ScriptX is a discontinued multimedia-oriented development environment created in 1990 by Kaleida Labs. Unlike packages such as Macromedia Director, ScriptX is not an authoring tool for creating multimedia titles, although it does come with a built-in authoring tool. Rather, it is a general-purpose, object-oriented, multiplatform development environment that includes a dynamic language and a class library. ScriptX is as applicable for implementing client–server applications as it is for authoring multimedia titles. ScriptX was designed from the ground up in an integrated fashion, making it smaller, more consistent, and easier to learn than equivalent traditional systems available at the time (say, a C++ environment and class library).[1]
ScriptX is part of a complete platform for interactive multimedia. The platform has three major components: the Kaleida Media Player, the ScriptX Language Kit, and application development and authoring tools.

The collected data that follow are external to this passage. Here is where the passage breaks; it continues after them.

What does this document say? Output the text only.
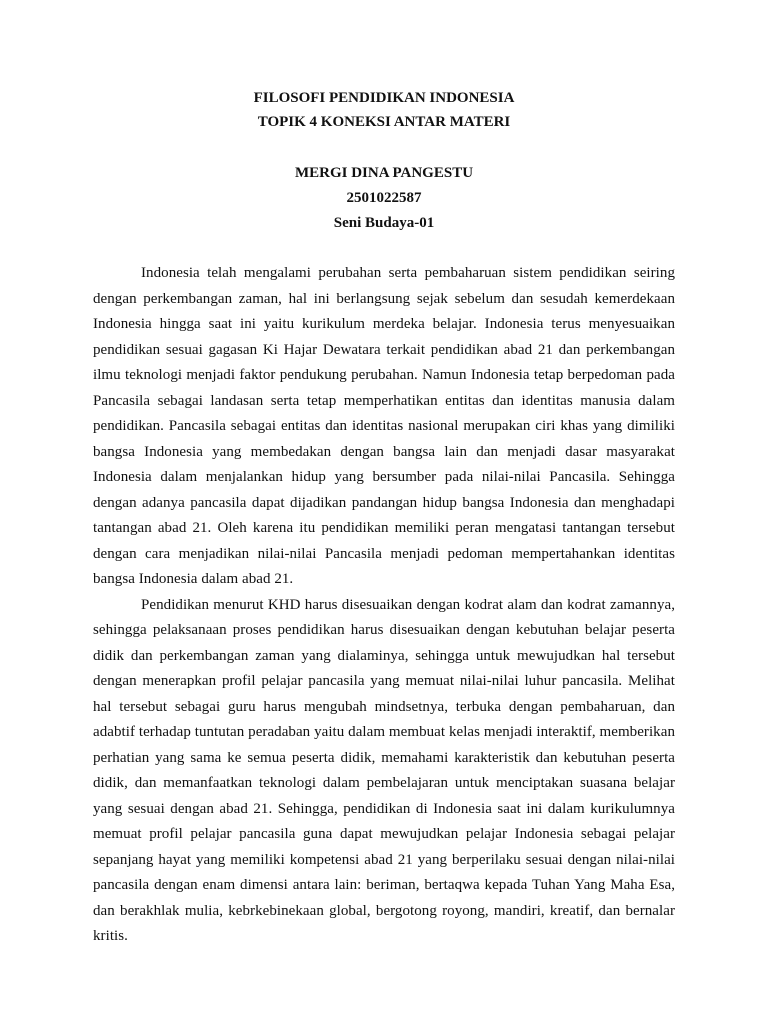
FILOSOFI PENDIDIKAN INDONESIA
TOPIK 4 KONEKSI ANTAR MATERI
MERGI DINA PANGESTU
2501022587
Seni Budaya-01

Indonesia telah mengalami perubahan serta pembaharuan sistem pendidikan seiring dengan perkembangan zaman, hal ini berlangsung sejak sebelum dan sesudah kemerdekaan Indonesia hingga saat ini yaitu kurikulum merdeka belajar. Indonesia terus menyesuaikan pendidikan sesuai gagasan Ki Hajar Dewatara terkait pendidikan abad 21 dan perkembangan ilmu teknologi menjadi faktor pendukung perubahan. Namun Indonesia tetap berpedoman pada Pancasila sebagai landasan serta tetap memperhatikan entitas dan identitas manusia dalam pendidikan. Pancasila sebagai entitas dan identitas nasional merupakan ciri khas yang dimiliki bangsa Indonesia yang membedakan dengan bangsa lain dan menjadi dasar masyarakat Indonesia dalam menjalankan hidup yang bersumber pada nilai-nilai Pancasila. Sehingga dengan adanya pancasila dapat dijadikan pandangan hidup bangsa Indonesia dan menghadapi tantangan abad 21. Oleh karena itu pendidikan memiliki peran mengatasi tantangan tersebut dengan cara menjadikan nilai-nilai Pancasila menjadi pedoman mempertahankan identitas bangsa Indonesia dalam abad 21.

Pendidikan menurut KHD harus disesuaikan dengan kodrat alam dan kodrat zamannya, sehingga pelaksanaan proses pendidikan harus disesuaikan dengan kebutuhan belajar peserta didik dan perkembangan zaman yang dialaminya, sehingga untuk mewujudkan hal tersebut dengan menerapkan profil pelajar pancasila yang memuat nilai-nilai luhur pancasila. Melihat hal tersebut sebagai guru harus mengubah mindsetnya, terbuka dengan pembaharuan, dan adabtif terhadap tuntutan peradaban yaitu dalam membuat kelas menjadi interaktif, memberikan perhatian yang sama ke semua peserta didik, memahami karakteristik dan kebutuhan peserta didik, dan memanfaatkan teknologi dalam pembelajaran untuk menciptakan suasana belajar yang sesuai dengan abad 21. Sehingga, pendidikan di Indonesia saat ini dalam kurikulumnya memuat profil pelajar pancasila guna dapat mewujudkan pelajar Indonesia sebagai pelajar sepanjang hayat yang memiliki kompetensi abad 21 yang berperilaku sesuai dengan nilai-nilai pancasila dengan enam dimensi antara lain: beriman, bertaqwa kepada Tuhan Yang Maha Esa, dan berakhlak mulia, kebrkebinekaan global, bergotong royong, mandiri, kreatif, dan bernalar kritis.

The Kaleida Media Player is the heart of the system, allowing developers to target a single application for the Kaleida Media Player instead of targeting specific operating systems like the classic Mac OS and Microsoft Windows.

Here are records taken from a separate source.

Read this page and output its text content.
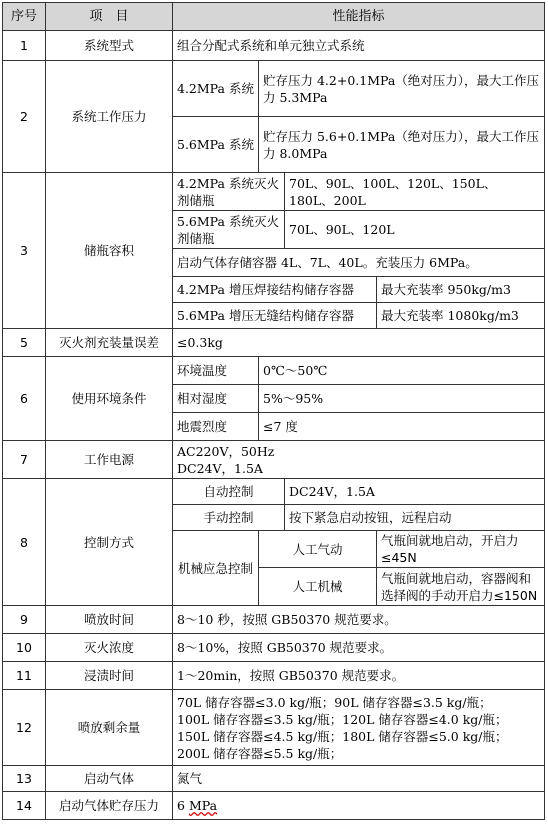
序号	项　目	性能指标			
1	系统型式	组合分配式系统和单元独立式系统			
2	系统工作压力	4.2MPa 系统	贮存压力 4.2+0.1MPa（绝对压力），最大工作压力 5.3MPa		
		5.6MPa 系统	贮存压力 5.6+0.1MPa（绝对压力），最大工作压力 8.0MPa		
3	储瓶容积	4.2MPa 系统灭火剂储瓶		70L、90L、100L、120L、150L、180L、200L	
		5.6MPa 系统灭火剂储瓶		70L、90L、120L	
		启动气体存储容器 4L、7L、40L。充装压力 6MPa。			
		4.2MPa 增压焊接结构储存容器			最大充装率 950kg/m3
		5.6MPa 增压无缝结构储存容器			最大充装率 1080kg/m3
5	灭火剂充装量误差	≤0.3kg			
6	使用环境条件	环境温度	0℃～50℃		
		相对湿度	5%～95%		
		地震烈度	≤7 度		
7	工作电源	AC220V，50Hz
DC24V，1.5A			

8	控制方式	自动控制		DC24V，1.5A	
		手动控制		按下紧急启动按钮，远程启动	
		机械应急控制	人工气动		气瓶间就地启动，开启力≤45N
			人工机械		气瓶间就地启动，容器阀和选择阀的手动开启力≤150N
9	喷放时间	8～10 秒，按照 GB50370 规范要求。			
10	灭火浓度	8～10%，按照 GB50370 规范要求。			
11	浸渍时间	1～20min，按照 GB50370 规范要求。			
12	喷放剩余量	70L 储存容器≤3.0 kg/瓶；90L 储存容器≤3.5 kg/瓶；
100L 储存容器≤3.5 kg/瓶；120L 储存容器≤4.0 kg/瓶；
150L 储存容器≤4.5 kg/瓶；180L 储存容器≤5.0 kg/瓶；
200L 储存容器≤5.5 kg/瓶；			

13	启动气体	氮气			
14	启动气体贮存压力	6 MPa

ScriptX was designed to work across multiple hardware platforms and operating systems. Version 1.0 was released for Microsoft's Windows 3.1 and Apple's System 7.

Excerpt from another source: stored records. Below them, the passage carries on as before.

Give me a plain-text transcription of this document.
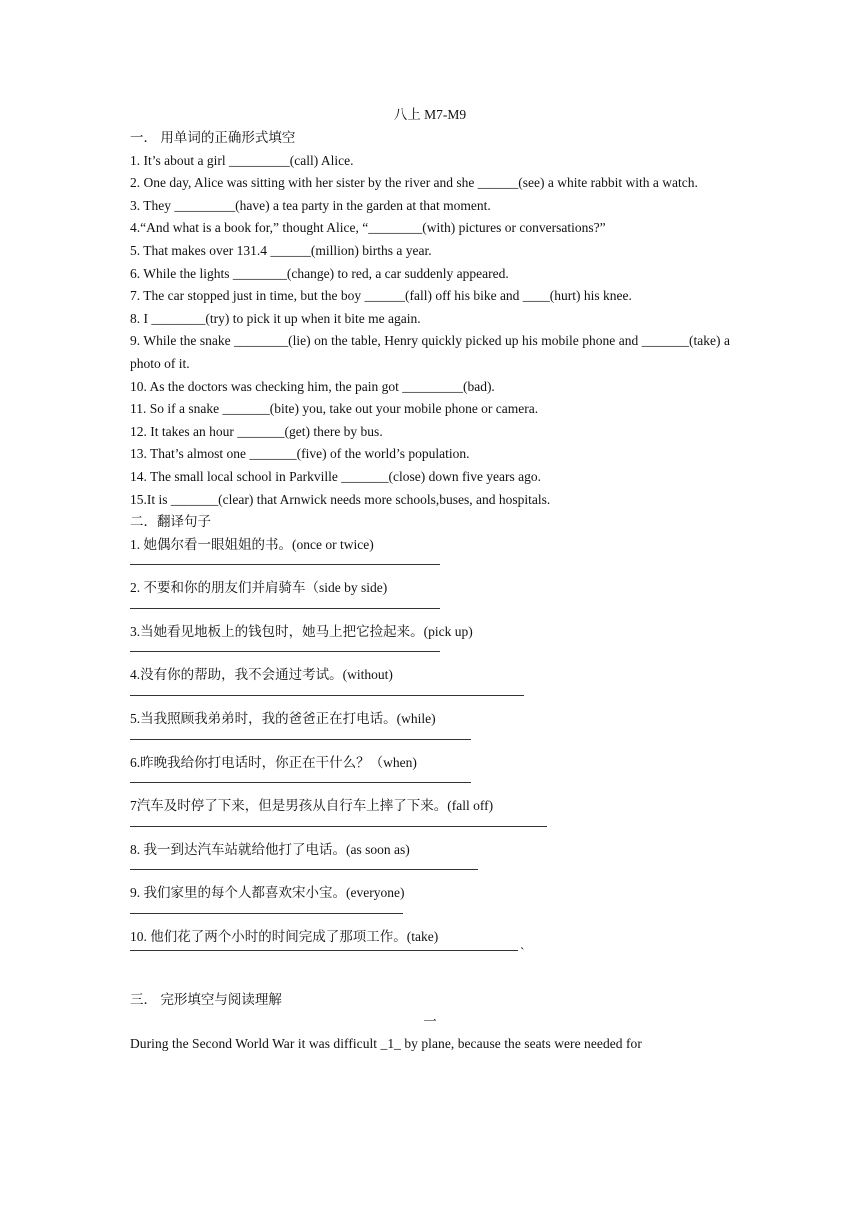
八上 M7-M9
一． 用单词的正确形式填空
1. It’s about a girl _________(call) Alice.
2. One day, Alice was sitting with her sister by the river and she ______(see) a white rabbit with a watch.
3. They _________(have) a tea party in the garden at that moment.
4.“And what is a book for,” thought Alice, “________(with) pictures or conversations?”
5. That makes over 131.4 ______(million) births a year.
6. While the lights ________(change) to red, a car suddenly appeared.
7. The car stopped just in time, but the boy ______(fall) off his bike and ____(hurt) his knee.
8. I ________(try) to pick it up when it bite me again.
9. While the snake ________(lie) on the table, Henry quickly picked up his mobile phone and _______(take) a photo of it.
10. As the doctors was checking him, the pain got _________(bad).
11. So if a snake _______(bite) you, take out your mobile phone or camera.
12. It takes an hour _______(get) there by bus.
13. That’s almost one _______(five) of the world’s population.
14. The small local school in Parkville _______(close) down five years ago.
15.It is _______(clear) that Arnwick needs more schools,buses, and hospitals.
二．翻译句子
1. 她偶尔看一眼姐姐的书。(once or twice)
2. 不要和你的朋友们并肩骑车（side by side)
3.当她看见地板上的钱包时，她马上把它捡起来。(pick up)
4.没有你的帮助，我不会通过考试。(without)
5.当我照顾我弟弟时，我的爸爸正在打电话。(while)
6.昨晚我给你打电话时，你正在干什么？（when)
7汽车及时停了下来，但是男孩从自行车上摔了下来。(fall off)
8. 我一到达汽车站就给他打了电话。(as soon as)
9. 我们家里的每个人都喜欢宋小宝。(everyone)
10. 他们花了两个小时的时间完成了那项工作。(take)
`
三． 完形填空与阅读理解
一
During the Second World War it was difficult _1_ by plane, because the seats were needed for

The Kaleida Media Player is used to play back ScriptX titles. The appropriate KMP for Windows or System 7 must be installed on a user's computer to run a ScriptX title.
In December of 1993, DARPA and NSF awarded a research grant to a consortium (the "East/West Group") composed of American universities, publishing companies, and Apple Computer (so-named because its members were drawn from both the East and West Coasts of the United States), to develop a new multimedia CD-ROM-based authoring environment for computer-based instructional material, based on ScriptX.[2] However, the project soon encountered technical issues with the ScriptX technology, which exceeded the system requirements of many low-end machines which were expected to be used to consume the authored content; at the same time, it was increasingly becoming clear that the future was the Internet not CD-ROMs and Java had emerged as a commercially-available environment for producing cross-platform applications which met the project's requirements, without the technical issues the ScriptX-based solution had encountered. Therefore, in December 1996, the research project was relaunched using Java as a platform and further development using ScriptX was abandoned.[2]
References
- ↑ Valdes, Ray (November 1994). "Introducing ScriptX". Dr. Dobb's Journal.
- 1 2 Buckingham Shum, Simon J.; Sumner, Tamara; Spohrer, Jim (1998-10-20). "Educational Authoring Tools and the Educational Object Economy: Introduction to this Special Issue from the East/West Group". Journal of Interactive Media in Education. 1998 (2): 10. doi:10.5334/1998-10. ISSN 1365-893X.